In 1938, President Lazaro Cardenas expropriated the oil fields, following months of turmoil involving strikes by Mexican workers.

"The oil is ours!" became a rallying cry for generations of Mexicans. Oil revenue fueled decades of development and other sources of revenue were left untapped.

High world oil prices have assured huge profits for Pemex. But the country's proven reserves and production have declined as the offshore Cantarell field plays out. The field has accounted for two-thirds of Pemex's production over the past three decades.

"To transform Pemex is to strengthen Mexico," Calderon said Tuesday.

Without new proven reserves and increased production, he said, Mexico would cease being an oil exporter in nine years, and cash-strapped Pemex would not rebound without foreign investment and technology.

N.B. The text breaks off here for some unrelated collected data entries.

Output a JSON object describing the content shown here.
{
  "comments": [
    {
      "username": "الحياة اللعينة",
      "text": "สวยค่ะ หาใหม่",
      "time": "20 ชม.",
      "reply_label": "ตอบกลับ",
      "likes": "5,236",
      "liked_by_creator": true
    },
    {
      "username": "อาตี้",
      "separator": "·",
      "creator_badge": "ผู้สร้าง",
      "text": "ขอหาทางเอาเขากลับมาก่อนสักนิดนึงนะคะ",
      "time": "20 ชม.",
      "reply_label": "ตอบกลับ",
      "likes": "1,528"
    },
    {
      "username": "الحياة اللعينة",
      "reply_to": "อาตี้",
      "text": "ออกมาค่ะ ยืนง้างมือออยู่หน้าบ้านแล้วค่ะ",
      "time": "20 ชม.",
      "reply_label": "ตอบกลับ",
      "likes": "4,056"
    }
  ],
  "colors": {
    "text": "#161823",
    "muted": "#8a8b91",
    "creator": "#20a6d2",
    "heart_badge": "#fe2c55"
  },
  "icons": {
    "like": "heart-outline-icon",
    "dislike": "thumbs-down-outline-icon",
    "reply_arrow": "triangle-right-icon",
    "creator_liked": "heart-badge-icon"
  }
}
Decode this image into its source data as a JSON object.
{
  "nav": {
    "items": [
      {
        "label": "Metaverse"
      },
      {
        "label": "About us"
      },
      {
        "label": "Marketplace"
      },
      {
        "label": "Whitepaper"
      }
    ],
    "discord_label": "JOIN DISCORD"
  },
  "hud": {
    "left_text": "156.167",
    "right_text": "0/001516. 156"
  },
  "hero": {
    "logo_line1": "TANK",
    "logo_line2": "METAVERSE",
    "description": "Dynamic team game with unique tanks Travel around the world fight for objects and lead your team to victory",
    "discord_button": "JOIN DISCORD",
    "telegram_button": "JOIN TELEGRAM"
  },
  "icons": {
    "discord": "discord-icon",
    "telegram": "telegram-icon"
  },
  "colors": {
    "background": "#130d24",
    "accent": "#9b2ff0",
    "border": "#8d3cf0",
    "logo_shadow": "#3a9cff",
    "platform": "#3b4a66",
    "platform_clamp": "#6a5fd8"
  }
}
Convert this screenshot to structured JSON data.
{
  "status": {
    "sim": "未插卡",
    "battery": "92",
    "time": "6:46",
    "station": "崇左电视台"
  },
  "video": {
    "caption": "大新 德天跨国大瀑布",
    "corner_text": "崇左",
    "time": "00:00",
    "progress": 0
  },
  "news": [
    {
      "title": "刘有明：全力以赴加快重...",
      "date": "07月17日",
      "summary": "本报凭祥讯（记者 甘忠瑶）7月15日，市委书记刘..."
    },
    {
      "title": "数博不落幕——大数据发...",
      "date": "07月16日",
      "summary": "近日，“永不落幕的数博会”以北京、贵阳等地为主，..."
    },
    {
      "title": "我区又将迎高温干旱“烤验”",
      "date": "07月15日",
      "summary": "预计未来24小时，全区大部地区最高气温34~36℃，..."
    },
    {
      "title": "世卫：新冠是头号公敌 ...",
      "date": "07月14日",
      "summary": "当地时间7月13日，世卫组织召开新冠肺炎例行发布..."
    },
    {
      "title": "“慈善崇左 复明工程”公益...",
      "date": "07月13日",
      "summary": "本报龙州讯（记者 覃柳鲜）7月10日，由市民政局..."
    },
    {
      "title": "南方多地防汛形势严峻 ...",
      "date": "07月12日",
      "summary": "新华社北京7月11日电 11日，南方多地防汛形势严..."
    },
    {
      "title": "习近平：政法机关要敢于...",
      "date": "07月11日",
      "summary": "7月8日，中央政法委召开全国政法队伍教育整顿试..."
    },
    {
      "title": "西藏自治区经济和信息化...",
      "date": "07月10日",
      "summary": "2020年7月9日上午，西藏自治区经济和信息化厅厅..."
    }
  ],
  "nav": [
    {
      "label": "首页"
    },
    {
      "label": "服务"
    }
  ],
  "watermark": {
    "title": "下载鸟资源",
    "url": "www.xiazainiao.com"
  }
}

Calderon and others argue that private participation is necessary to develop the ultradeep-water fields in the northern Gulf of Mexico that will anchor Pemex's future.

But those opposed to private investment insist that Pemex can develop the new fields on its own. They shrug off predictions of Pemex's impending collapse as scare tactics meant to pressure a sale to the Americans and other foreigners.

"This is very sensitive for the Mexicans," said political analyst Alfonso Zarate.

"People in general have a lot of fear about private participation in the oil industry."

Though public unease about Pemex's future has been widespread, opposition to private involvement is spearheaded by Lopez Obrador, the politician who narrowly lost to Calderon in 2006.

Lopez Obrador's campaign against the "privatization" of Pemex — which Calderon and other government officials insist is not on the table — has bolstered the former Mexico City mayor's political fortunes. His prospects were strengthened by last Sunday's internal elections in the Democratic Revolution Party, in which his allies won most leadership posts.

At the same time, Calderon's ability to push his agenda for Pemex in Congress has been weakened by a scandal surrounding Interior Minister Juan Camilo Mouriño, who is accused of influence peddling.

Mouriño has been seen as Calderon's chief negotiator in the ongoing Pemex debate.

"Lopez Obrador demonstrated his astuteness and his capacity to hit hard at the right moment," Zarate said.

"There is a very important political base that supports his arguments."

The most promising replacements for Cantarell lie in the ultradeep seas of the northern Gulf, close to U.S. and Cuban territorial waters. Pemex doesn't have the technological capacity to drill the deepwater wells. Foreign companies are developing deep-water wells in Cuban and U.S. fields.

Mexican proponents of partnering with private companies argue that if Pemex doesn't begin drilling soon, it will lose control of the internationally shared deep-water fields.